REPUBLIKA.CO.ID, SURABAYA - Rencana pemerintah menaikkan tarif dasar listrik (TDL) per Mei 2012 menuai protes sejumlah kontraktor listrik di Indonesia seiring dampak pasca kebijakan tersebut bisa menimbulkan efek domino bagi perekonomian nasional.
"Kami tegas menolak rencana pemerintah menaikkan TDL 10 persen. Apalagi, dengan ketersediaan listrik di Tanah Air belum sesuai harapan pasar kelistrikan," kata Wakil Ketua Dewan Pimpinan Daerah (DPD) Asosiasi Kontraktor Listrik Nasional (Aklinas) Jatim, Tri Prakoso, di Surabaya, Rabu malam.
Penolakan tersebut, jelas dia, juga disebabkan sampai sekarang tolak ukur Pemerintah Pusat yang dijadikan dasar kenaikan TDL tidak pernah jelas dan terukur.
"Mereka hanya beralasan ingin mengurangi beban subsidi TDL yang dinilai semakin membengkak akibat besarnya biaya produksi," ujarnya. Di sisi lain, sebut dia, selama ini banyak cara untuk menekan biaya subsidi PLN. Selain itu, terjadinya situasi tersebut dipicu tidak adanya audit energi secara nasional oleh pemerintah.

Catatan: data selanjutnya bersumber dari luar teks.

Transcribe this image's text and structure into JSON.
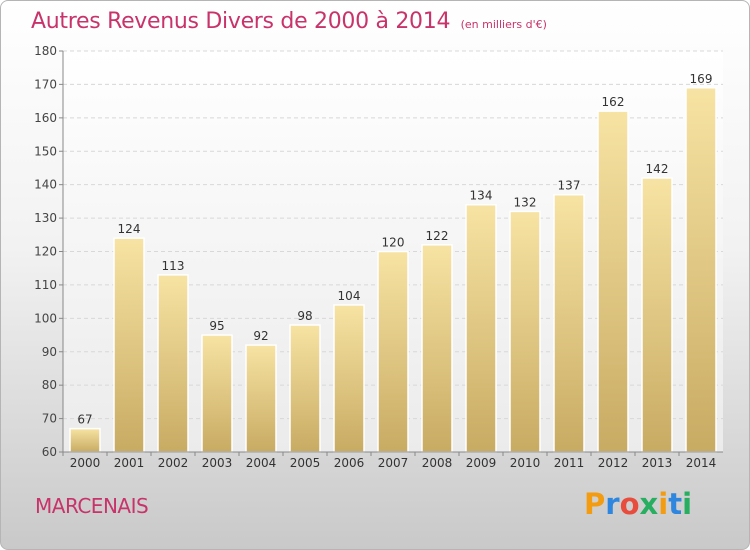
{
  "chart_data": {
    "type": "bar",
    "title": "Autres Revenus Divers de 2000 à 2014",
    "subtitle": "(en milliers d'€)",
    "categories": [
      "2000",
      "2001",
      "2002",
      "2003",
      "2004",
      "2005",
      "2006",
      "2007",
      "2008",
      "2009",
      "2010",
      "2011",
      "2012",
      "2013",
      "2014"
    ],
    "values": [
      67,
      124,
      113,
      95,
      92,
      98,
      104,
      120,
      122,
      134,
      132,
      137,
      162,
      142,
      169
    ],
    "ylim": [
      60,
      180
    ],
    "yticks": [
      60,
      70,
      80,
      90,
      100,
      110,
      120,
      130,
      140,
      150,
      160,
      170,
      180
    ],
    "grid": true,
    "bar_color": "#e8d08c"
  },
  "footer": {
    "city": "MARCENAIS",
    "logo_letters": [
      "P",
      "r",
      "o",
      "x",
      "i",
      "t",
      "i"
    ],
    "logo_colors": [
      "#f39c12",
      "#2e86de",
      "#e74c3c",
      "#27ae60",
      "#f39c12",
      "#2e86de",
      "#27ae60"
    ]
  }
}
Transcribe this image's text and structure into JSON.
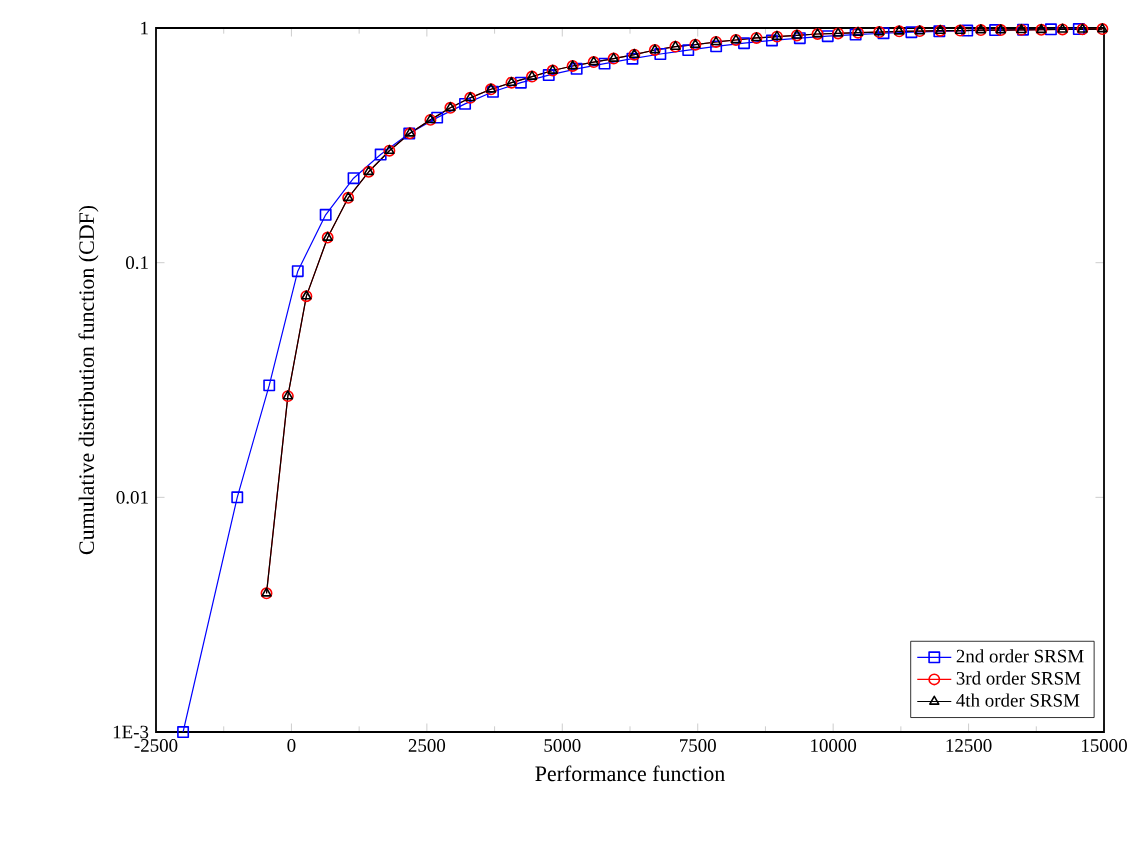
{
  "chart_data": {
    "type": "line",
    "xlabel": "Performance function",
    "ylabel": "Cumulative distribution function (CDF)",
    "log": "y",
    "xlim": [
      -2500,
      15000
    ],
    "ylim": [
      0.001,
      1
    ],
    "xticks": [
      -2500,
      0,
      2500,
      5000,
      7500,
      10000,
      12500,
      15000
    ],
    "yticks": [
      {
        "value": 0.001,
        "label": "1E-3"
      },
      0.01,
      0.1,
      1
    ],
    "legend": "bottom right",
    "grid": false,
    "series": [
      {
        "name": "2nd order SRSM",
        "color": "#0000ff",
        "marker": "square",
        "x": [
          -2000,
          -1000,
          -410,
          117,
          632,
          1147,
          1647,
          2175,
          2690,
          3205,
          3720,
          4235,
          4750,
          5265,
          5780,
          6295,
          6810,
          7325,
          7840,
          8355,
          8870,
          9385,
          9900,
          10415,
          10930,
          11445,
          11960,
          12475,
          12990,
          13505,
          14020,
          14535
        ],
        "values": [
          0.001,
          0.01,
          0.03,
          0.092,
          0.16,
          0.229,
          0.289,
          0.355,
          0.415,
          0.475,
          0.535,
          0.585,
          0.63,
          0.67,
          0.705,
          0.74,
          0.775,
          0.805,
          0.835,
          0.862,
          0.885,
          0.905,
          0.923,
          0.938,
          0.95,
          0.96,
          0.968,
          0.975,
          0.98,
          0.984,
          0.987,
          0.99
        ]
      },
      {
        "name": "3rd order SRSM",
        "color": "#ff0000",
        "marker": "circle",
        "x": [
          -460,
          -66,
          276,
          669,
          1048,
          1426,
          1808,
          2187,
          2566,
          2934,
          3301,
          3683,
          4062,
          4441,
          4823,
          5191,
          5580,
          5948,
          6330,
          6709,
          7088,
          7456,
          7838,
          8206,
          8585,
          8963,
          9331,
          9712,
          10091,
          10459,
          10851,
          11219,
          11598,
          11977,
          12345,
          12727,
          13095,
          13474,
          13842,
          14234,
          14602,
          14970
        ],
        "values": [
          0.0039,
          0.027,
          0.072,
          0.128,
          0.189,
          0.244,
          0.3,
          0.356,
          0.406,
          0.457,
          0.504,
          0.548,
          0.585,
          0.621,
          0.659,
          0.689,
          0.716,
          0.741,
          0.77,
          0.806,
          0.833,
          0.849,
          0.872,
          0.889,
          0.907,
          0.919,
          0.93,
          0.943,
          0.948,
          0.955,
          0.961,
          0.968,
          0.97,
          0.974,
          0.975,
          0.98,
          0.98,
          0.982,
          0.983,
          0.986,
          0.987,
          0.99
        ]
      },
      {
        "name": "4th order SRSM",
        "color": "#000000",
        "marker": "triangle",
        "x": [
          -460,
          -66,
          276,
          669,
          1048,
          1426,
          1808,
          2187,
          2566,
          2934,
          3301,
          3683,
          4062,
          4441,
          4823,
          5191,
          5580,
          5948,
          6330,
          6709,
          7088,
          7456,
          7838,
          8206,
          8585,
          8963,
          9331,
          9712,
          10091,
          10459,
          10851,
          11219,
          11598,
          11977,
          12345,
          12727,
          13095,
          13474,
          13842,
          14234,
          14602,
          14970
        ],
        "values": [
          0.0039,
          0.027,
          0.072,
          0.128,
          0.189,
          0.244,
          0.3,
          0.356,
          0.406,
          0.457,
          0.504,
          0.548,
          0.585,
          0.621,
          0.659,
          0.689,
          0.716,
          0.741,
          0.77,
          0.806,
          0.833,
          0.849,
          0.872,
          0.889,
          0.907,
          0.919,
          0.93,
          0.943,
          0.948,
          0.955,
          0.961,
          0.968,
          0.97,
          0.974,
          0.975,
          0.98,
          0.98,
          0.982,
          0.983,
          0.986,
          0.987,
          0.99
        ]
      }
    ]
  }
}
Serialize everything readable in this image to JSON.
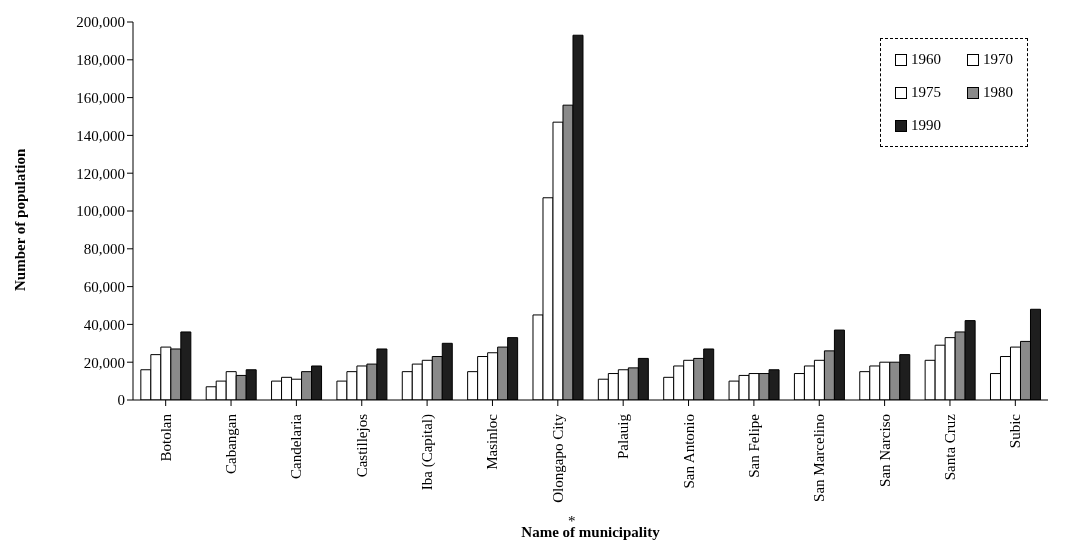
{
  "chart_data": {
    "type": "bar",
    "xlabel": "Name of municipality",
    "ylabel": "Number of population",
    "categories": [
      "Botolan",
      "Cabangan",
      "Candelaria",
      "Castillejos",
      "Iba (Capital)",
      "Masinloc",
      "Olongapo City",
      "Palauig",
      "San Antonio",
      "San Felipe",
      "San Marcelino",
      "San Narciso",
      "Santa Cruz",
      "Subic"
    ],
    "series": [
      {
        "name": "1960",
        "color": "#ffffff",
        "values": [
          16000,
          7000,
          10000,
          10000,
          15000,
          15000,
          45000,
          11000,
          12000,
          10000,
          14000,
          15000,
          21000,
          14000
        ]
      },
      {
        "name": "1970",
        "color": "#ffffff",
        "values": [
          24000,
          10000,
          12000,
          15000,
          19000,
          23000,
          107000,
          14000,
          18000,
          13000,
          18000,
          18000,
          29000,
          23000
        ]
      },
      {
        "name": "1975",
        "color": "#ffffff",
        "values": [
          28000,
          15000,
          11000,
          18000,
          21000,
          25000,
          147000,
          16000,
          21000,
          14000,
          21000,
          20000,
          33000,
          28000
        ]
      },
      {
        "name": "1980",
        "color": "#8a8a8a",
        "values": [
          27000,
          13000,
          15000,
          19000,
          23000,
          28000,
          156000,
          17000,
          22000,
          14000,
          26000,
          20000,
          36000,
          31000
        ]
      },
      {
        "name": "1990",
        "color": "#1e1e1e",
        "values": [
          36000,
          16000,
          18000,
          27000,
          30000,
          33000,
          193000,
          22000,
          27000,
          16000,
          37000,
          24000,
          42000,
          48000
        ]
      }
    ],
    "ylim": [
      0,
      200000
    ],
    "yticks": [
      0,
      {
        "value": 20000,
        "label": "20,000"
      },
      {
        "value": 40000,
        "label": "40,000"
      },
      {
        "value": 60000,
        "label": "60,000"
      },
      {
        "value": 80000,
        "label": "80,000"
      },
      {
        "value": 100000,
        "label": "100,000"
      },
      {
        "value": 120000,
        "label": "120,000"
      },
      {
        "value": 140000,
        "label": "140,000"
      },
      {
        "value": 160000,
        "label": "160,000"
      },
      {
        "value": 180000,
        "label": "180,000"
      },
      {
        "value": 200000,
        "label": "200,000"
      }
    ],
    "legend": "top right",
    "annotations": [
      "*"
    ]
  }
}
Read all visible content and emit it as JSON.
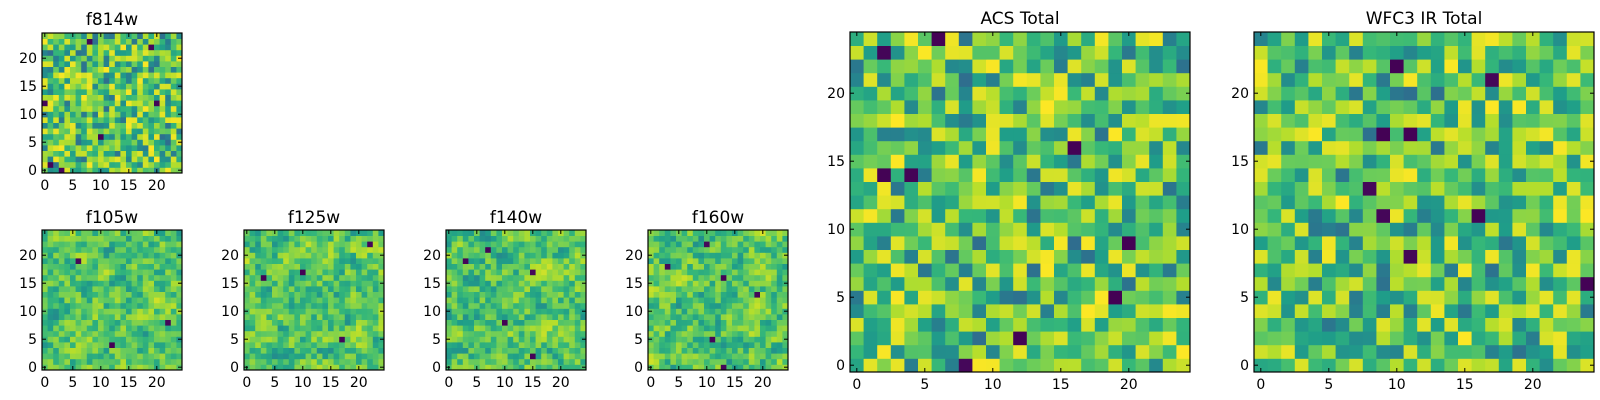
{
  "figure": {
    "colormap": "viridis",
    "colors": {
      "low": "#440154",
      "mid": "#21918c",
      "high": "#fde725",
      "frame": "#000000",
      "background": "#ffffff"
    }
  },
  "chart_data": [
    {
      "id": "f814w",
      "type": "heatmap",
      "title": "f814w",
      "grid_size": 25,
      "seed": 814,
      "dark_pixels": 7,
      "smooth": 0,
      "xlim": [
        -0.5,
        24.5
      ],
      "ylim": [
        -0.5,
        24.5
      ],
      "xticks": [
        "0",
        "5",
        "10",
        "15",
        "20"
      ],
      "yticks": [
        "0",
        "5",
        "10",
        "15",
        "20"
      ]
    },
    {
      "id": "f105w",
      "type": "heatmap",
      "title": "f105w",
      "grid_size": 25,
      "seed": 105,
      "dark_pixels": 3,
      "smooth": 1,
      "xlim": [
        -0.5,
        24.5
      ],
      "ylim": [
        -0.5,
        24.5
      ],
      "xticks": [
        "0",
        "5",
        "10",
        "15",
        "20"
      ],
      "yticks": [
        "0",
        "5",
        "10",
        "15",
        "20"
      ]
    },
    {
      "id": "f125w",
      "type": "heatmap",
      "title": "f125w",
      "grid_size": 25,
      "seed": 125,
      "dark_pixels": 4,
      "smooth": 1,
      "xlim": [
        -0.5,
        24.5
      ],
      "ylim": [
        -0.5,
        24.5
      ],
      "xticks": [
        "0",
        "5",
        "10",
        "15",
        "20"
      ],
      "yticks": [
        "0",
        "5",
        "10",
        "15",
        "20"
      ]
    },
    {
      "id": "f140w",
      "type": "heatmap",
      "title": "f140w",
      "grid_size": 25,
      "seed": 140,
      "dark_pixels": 5,
      "smooth": 1,
      "xlim": [
        -0.5,
        24.5
      ],
      "ylim": [
        -0.5,
        24.5
      ],
      "xticks": [
        "0",
        "5",
        "10",
        "15",
        "20"
      ],
      "yticks": [
        "0",
        "5",
        "10",
        "15",
        "20"
      ]
    },
    {
      "id": "f160w",
      "type": "heatmap",
      "title": "f160w",
      "grid_size": 25,
      "seed": 160,
      "dark_pixels": 6,
      "smooth": 1,
      "xlim": [
        -0.5,
        24.5
      ],
      "ylim": [
        -0.5,
        24.5
      ],
      "xticks": [
        "0",
        "5",
        "10",
        "15",
        "20"
      ],
      "yticks": [
        "0",
        "5",
        "10",
        "15",
        "20"
      ]
    },
    {
      "id": "acs-total",
      "type": "heatmap",
      "title": "ACS Total",
      "grid_size": 25,
      "seed": 7,
      "dark_pixels": 9,
      "smooth": 0,
      "xlim": [
        -0.5,
        24.5
      ],
      "ylim": [
        -0.5,
        24.5
      ],
      "xticks": [
        "0",
        "5",
        "10",
        "15",
        "20"
      ],
      "yticks": [
        "0",
        "5",
        "10",
        "15",
        "20"
      ]
    },
    {
      "id": "wfc3-ir-total",
      "type": "heatmap",
      "title": "WFC3 IR Total",
      "grid_size": 25,
      "seed": 33,
      "dark_pixels": 9,
      "smooth": 0,
      "xlim": [
        -0.5,
        24.5
      ],
      "ylim": [
        -0.5,
        24.5
      ],
      "xticks": [
        "0",
        "5",
        "10",
        "15",
        "20"
      ],
      "yticks": [
        "0",
        "5",
        "10",
        "15",
        "20"
      ]
    }
  ]
}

"Akibatnya, tolok ukur pengurangan subsidi hanya dengan menaikkan TDL," tegasnya. Padahal, tambah dia, dengan melakukan audit energi maka pemerintah akan mengetahui potensi sumber listrik yang bisa dikembangkan di pelosok Nusantara.
"Apabila di daerah tersebut memiliki potensi angin maka bisa dikembangkan untuk bahan pembangkit listrik tenaga angin. Jika potensinya air atau ombak, bisa dikembangkan pembangkit listrik tenaga mikro hidro," katanya.